Ich schüttele den Kopf.

Er seufzt und nimmt mir die Speisekarte ab. »Dann lass mich für uns beide bestellen. Lass mich dich mit etwas überraschen, das du ganz sicher lieben wirst.«

Einen Moment lang möchte ich ihm widersprechen. Ich möchte ihm mit jeder Faser meines Seins sagen, dass ich mir selbst etwas aussuchen kann, doch ich halte mich zurück, weil ich weiß, dass er nicht mein Vater ist. Dass er mich nicht tyrannisieren, sondern lediglich beeindrucken will. Heute könnte ohne Weiteres der letzte Tag sein, an dem überhaupt irgendein Mann Rücksicht auf mich nimmt. Es wäre doch bescheuert, einen solchen Augenblick verstreichen zu lassen.

Mein Blick schweift über Erics Gesicht – seine kurzen blonden Haare, seine braunen Augen, wie er mich anlächelt. Niemand hat mich jemals so angeschaut wie er, als würde er mich wirklich sehen. Dann fällt mein Blick auf seine Lippen, und wie ein scharfer Stich des Verlangens durchzuckt mich. Nie wieder werde ich ihn küssen. Nie wieder werde ich mit jemandem zusammen sein, der sich für mich entschieden hat und der mich wirklich will.

»Wie viel kostet ein Zimmer hier?«, frage ich ihn. Die Worte kommen mir über die Lippen, noch ehe der Gedanke sich vollständig gebildet hat und mir die damit verbundenen Konsequenzen bewusst werden.

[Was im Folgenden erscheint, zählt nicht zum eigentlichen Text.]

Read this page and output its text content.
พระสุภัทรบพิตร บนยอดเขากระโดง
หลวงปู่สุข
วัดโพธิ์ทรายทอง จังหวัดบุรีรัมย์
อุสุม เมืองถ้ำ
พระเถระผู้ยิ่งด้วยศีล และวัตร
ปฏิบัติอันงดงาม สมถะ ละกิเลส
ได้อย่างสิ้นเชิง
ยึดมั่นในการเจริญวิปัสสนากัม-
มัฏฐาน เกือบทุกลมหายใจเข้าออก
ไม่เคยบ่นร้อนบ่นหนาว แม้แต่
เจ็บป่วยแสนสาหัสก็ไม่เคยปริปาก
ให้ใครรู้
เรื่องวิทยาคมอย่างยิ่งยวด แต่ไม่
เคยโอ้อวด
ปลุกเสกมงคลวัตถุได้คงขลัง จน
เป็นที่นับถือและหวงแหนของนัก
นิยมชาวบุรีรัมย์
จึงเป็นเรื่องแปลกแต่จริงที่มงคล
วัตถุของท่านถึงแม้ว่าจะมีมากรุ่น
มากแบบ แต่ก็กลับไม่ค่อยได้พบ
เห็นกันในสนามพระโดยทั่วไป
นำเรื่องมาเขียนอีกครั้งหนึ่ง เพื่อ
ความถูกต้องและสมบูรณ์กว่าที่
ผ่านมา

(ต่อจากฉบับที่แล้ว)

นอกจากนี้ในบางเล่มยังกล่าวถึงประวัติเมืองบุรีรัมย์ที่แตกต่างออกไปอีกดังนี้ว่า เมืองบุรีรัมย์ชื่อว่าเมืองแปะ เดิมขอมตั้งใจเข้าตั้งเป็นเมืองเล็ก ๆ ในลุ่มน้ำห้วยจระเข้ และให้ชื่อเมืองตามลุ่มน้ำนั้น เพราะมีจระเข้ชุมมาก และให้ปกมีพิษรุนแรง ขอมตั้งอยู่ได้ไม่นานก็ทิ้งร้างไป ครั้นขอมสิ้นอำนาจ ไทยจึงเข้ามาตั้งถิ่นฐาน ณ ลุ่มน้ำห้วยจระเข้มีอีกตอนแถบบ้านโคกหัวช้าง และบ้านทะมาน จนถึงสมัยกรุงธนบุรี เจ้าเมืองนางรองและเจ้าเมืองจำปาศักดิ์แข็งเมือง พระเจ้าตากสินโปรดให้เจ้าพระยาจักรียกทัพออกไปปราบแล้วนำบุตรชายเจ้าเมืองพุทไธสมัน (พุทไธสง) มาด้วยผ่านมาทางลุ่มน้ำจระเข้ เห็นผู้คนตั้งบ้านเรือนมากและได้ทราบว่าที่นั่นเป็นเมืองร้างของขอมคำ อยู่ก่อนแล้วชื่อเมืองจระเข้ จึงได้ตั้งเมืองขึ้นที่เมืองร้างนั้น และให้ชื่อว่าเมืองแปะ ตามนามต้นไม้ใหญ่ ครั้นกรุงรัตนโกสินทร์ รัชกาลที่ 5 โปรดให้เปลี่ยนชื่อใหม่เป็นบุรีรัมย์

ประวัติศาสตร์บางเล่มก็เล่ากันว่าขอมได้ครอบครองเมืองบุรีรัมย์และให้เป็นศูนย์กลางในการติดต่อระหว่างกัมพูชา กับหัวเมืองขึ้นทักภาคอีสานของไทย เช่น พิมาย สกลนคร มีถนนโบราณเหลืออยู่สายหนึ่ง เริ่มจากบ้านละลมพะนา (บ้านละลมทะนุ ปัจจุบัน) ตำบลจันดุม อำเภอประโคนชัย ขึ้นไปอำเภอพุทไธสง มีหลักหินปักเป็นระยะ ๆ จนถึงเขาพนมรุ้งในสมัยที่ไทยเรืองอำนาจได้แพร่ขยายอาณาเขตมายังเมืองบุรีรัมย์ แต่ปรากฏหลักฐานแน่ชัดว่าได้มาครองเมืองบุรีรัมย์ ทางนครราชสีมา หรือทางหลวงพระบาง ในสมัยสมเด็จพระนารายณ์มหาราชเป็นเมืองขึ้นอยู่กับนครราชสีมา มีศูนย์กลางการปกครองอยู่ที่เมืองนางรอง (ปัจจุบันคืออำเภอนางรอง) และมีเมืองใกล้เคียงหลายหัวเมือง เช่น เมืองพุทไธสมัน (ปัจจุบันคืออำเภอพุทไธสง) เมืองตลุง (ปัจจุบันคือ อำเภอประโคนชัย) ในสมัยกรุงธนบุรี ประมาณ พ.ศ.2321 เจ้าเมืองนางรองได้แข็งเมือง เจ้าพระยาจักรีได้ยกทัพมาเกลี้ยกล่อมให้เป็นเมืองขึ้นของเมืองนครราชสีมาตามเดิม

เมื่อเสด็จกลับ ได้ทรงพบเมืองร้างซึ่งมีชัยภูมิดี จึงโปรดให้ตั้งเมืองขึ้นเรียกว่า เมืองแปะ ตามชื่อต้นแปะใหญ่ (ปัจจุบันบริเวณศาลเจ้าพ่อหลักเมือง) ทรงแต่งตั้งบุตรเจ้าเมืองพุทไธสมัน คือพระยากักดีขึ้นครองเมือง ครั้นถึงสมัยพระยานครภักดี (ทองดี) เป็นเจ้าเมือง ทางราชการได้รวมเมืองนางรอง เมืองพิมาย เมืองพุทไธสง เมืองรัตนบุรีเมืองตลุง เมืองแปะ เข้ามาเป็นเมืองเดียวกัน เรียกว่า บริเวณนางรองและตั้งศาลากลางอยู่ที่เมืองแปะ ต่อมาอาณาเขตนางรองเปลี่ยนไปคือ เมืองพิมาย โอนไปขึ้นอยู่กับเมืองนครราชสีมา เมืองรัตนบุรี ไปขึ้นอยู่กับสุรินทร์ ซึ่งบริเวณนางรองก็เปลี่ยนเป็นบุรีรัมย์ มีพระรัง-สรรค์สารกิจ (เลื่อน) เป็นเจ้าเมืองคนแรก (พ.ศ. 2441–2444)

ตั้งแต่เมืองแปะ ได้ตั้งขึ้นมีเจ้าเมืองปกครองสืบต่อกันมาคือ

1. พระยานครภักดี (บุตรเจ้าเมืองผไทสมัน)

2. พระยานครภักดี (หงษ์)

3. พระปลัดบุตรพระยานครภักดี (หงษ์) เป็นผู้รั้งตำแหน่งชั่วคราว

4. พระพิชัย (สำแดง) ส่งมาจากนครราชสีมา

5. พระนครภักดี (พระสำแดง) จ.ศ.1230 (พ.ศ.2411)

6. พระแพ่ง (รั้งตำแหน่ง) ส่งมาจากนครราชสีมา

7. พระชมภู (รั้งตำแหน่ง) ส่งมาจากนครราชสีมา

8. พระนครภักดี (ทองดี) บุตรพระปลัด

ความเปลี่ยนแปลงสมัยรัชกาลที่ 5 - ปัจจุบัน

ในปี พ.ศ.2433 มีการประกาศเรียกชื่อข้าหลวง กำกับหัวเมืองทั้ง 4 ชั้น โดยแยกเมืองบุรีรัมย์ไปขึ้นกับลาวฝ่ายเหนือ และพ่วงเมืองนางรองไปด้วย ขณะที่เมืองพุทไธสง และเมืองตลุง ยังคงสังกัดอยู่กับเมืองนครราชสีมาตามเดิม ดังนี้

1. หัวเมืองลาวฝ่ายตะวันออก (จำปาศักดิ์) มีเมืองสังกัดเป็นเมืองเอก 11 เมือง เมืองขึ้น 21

Eric setzt sich gerade hin und zupft an seinem Hemdkragen. »Nicht sehr viel«, antwortet er und grinst nervös.

Im Bewusstsein seiner Lüge erwidere ich sein Lächeln. Alle Windsor-Hotels haben fünf Sterne. Ich könnte mir hier keine Übernachtung leisten, nehme aber an, dass es für einen Rechtsanwalt wie Eric nicht ganz so unerschwinglich ist.

Sein Blick wandert über meinen Körper, bleibt kurz an meiner Brust hängen, dann schaut er weg. »Ich bin sicher, wir können uns das Abendessen auch aufs Zimmer bringen lassen«, sagt er und schluckt schwer.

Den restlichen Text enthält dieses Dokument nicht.